In the planning stage, it's important to consider any dedicated migration networks that you'll use for large data transfers to Azure. Examples include backups or database replication or using a public endpoint for data transfers to Azure storage. The impact of the migration on network paths for your users and applications should be expected and mitigated. As part of your network planning, consider all phases of the migration and the cost of a partially productive workload in Azure during migration.

Support and operations for SAP

A few other areas are important to consider before and during SAP deployment in Azure.

Azure VM extension for SAP

Azure Monitoring Extension, Enhanced Monitoring, and Azure Extension for SAP all refer to a VM extension that you need to deploy to provide some basic data about the Azure infrastructure to the SAP host agent.

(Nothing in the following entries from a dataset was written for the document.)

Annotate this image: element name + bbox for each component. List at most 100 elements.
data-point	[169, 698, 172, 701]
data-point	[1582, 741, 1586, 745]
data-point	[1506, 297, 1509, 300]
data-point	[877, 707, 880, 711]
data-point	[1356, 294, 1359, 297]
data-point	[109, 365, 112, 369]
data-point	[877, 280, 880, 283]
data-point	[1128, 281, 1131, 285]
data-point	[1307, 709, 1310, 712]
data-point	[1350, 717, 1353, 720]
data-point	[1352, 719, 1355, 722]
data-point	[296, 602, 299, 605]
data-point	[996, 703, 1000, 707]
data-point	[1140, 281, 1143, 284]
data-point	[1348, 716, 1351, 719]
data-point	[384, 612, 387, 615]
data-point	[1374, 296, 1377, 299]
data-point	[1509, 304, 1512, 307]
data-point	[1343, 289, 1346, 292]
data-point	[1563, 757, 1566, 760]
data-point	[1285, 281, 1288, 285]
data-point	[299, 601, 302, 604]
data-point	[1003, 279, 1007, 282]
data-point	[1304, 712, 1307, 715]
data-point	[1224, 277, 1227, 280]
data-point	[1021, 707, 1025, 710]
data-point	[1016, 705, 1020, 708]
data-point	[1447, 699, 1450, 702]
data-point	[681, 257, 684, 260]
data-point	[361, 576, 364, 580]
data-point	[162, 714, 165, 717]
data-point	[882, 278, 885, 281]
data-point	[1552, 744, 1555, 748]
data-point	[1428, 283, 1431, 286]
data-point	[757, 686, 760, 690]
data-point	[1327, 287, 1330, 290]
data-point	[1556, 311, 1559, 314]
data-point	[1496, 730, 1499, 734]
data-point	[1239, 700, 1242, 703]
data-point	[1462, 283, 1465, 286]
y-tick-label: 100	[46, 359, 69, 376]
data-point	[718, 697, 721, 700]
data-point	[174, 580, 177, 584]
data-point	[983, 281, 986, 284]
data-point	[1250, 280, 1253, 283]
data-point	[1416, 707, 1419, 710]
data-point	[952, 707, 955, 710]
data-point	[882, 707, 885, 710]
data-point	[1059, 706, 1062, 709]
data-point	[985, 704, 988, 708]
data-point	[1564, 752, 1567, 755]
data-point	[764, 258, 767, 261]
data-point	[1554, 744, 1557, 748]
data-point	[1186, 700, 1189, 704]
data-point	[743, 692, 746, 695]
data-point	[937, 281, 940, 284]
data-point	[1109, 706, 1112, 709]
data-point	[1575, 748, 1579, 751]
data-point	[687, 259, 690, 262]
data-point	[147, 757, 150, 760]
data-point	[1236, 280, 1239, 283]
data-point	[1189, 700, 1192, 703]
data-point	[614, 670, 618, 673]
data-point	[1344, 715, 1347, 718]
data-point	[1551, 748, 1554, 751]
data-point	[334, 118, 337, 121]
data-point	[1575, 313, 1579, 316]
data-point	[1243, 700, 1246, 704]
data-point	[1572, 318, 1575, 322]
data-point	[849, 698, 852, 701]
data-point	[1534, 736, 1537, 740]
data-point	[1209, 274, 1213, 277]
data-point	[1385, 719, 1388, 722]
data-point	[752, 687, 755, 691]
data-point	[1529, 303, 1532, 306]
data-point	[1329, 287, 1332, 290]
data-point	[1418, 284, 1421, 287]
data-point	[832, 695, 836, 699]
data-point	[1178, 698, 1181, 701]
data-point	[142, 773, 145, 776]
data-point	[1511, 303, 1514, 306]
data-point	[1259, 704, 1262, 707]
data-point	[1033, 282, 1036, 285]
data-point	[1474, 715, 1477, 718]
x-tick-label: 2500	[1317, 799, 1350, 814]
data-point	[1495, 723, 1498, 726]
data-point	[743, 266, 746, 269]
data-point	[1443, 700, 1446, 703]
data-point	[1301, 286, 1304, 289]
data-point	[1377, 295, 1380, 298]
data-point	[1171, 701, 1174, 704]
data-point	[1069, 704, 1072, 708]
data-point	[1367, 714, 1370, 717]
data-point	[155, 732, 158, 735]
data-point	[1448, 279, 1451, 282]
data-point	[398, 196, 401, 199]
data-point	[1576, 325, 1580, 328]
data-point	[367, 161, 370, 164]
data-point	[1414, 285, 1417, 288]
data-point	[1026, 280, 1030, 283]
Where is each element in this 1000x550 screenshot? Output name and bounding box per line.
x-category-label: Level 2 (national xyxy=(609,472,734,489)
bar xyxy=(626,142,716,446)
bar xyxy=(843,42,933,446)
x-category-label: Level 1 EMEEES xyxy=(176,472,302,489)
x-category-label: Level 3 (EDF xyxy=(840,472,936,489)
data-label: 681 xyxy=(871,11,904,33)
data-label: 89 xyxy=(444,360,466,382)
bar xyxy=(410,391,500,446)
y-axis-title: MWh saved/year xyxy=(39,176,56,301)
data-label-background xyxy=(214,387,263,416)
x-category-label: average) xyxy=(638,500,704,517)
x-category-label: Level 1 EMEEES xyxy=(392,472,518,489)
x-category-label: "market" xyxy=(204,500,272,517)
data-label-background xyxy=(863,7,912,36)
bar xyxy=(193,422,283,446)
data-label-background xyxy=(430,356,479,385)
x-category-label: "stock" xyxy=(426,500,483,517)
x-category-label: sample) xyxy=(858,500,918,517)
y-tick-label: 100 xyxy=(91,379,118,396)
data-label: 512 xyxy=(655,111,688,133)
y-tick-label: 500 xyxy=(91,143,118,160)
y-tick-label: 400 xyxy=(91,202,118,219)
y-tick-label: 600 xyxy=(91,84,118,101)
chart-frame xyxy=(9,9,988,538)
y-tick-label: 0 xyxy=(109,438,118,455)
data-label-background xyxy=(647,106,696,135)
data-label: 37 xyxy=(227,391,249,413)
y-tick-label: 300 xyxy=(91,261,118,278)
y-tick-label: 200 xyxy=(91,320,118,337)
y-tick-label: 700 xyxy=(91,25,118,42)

SAP notes might refer to the extension as Monitoring Extension or Enhanced monitoring. In Azure, it's called Azure Extension for SAP. For support purposes, the extension must be installed on all Azure VMs that run an SAP workload. To learn more, see Azure VM extension for SAP.

SAProuter for SAP support

Operating an SAP landscape in Azure requires connectivity to and from SAP for support purposes. Typically, connectivity is in the form of an SAProuter connection, either if it's through an encryption network channel over the internet or via a private VPN connection to SAP. For best practices and for an example implementation of SAProuter in Azure, see your architecture scenario in Inbound and outbound internet connections for SAP on Azure.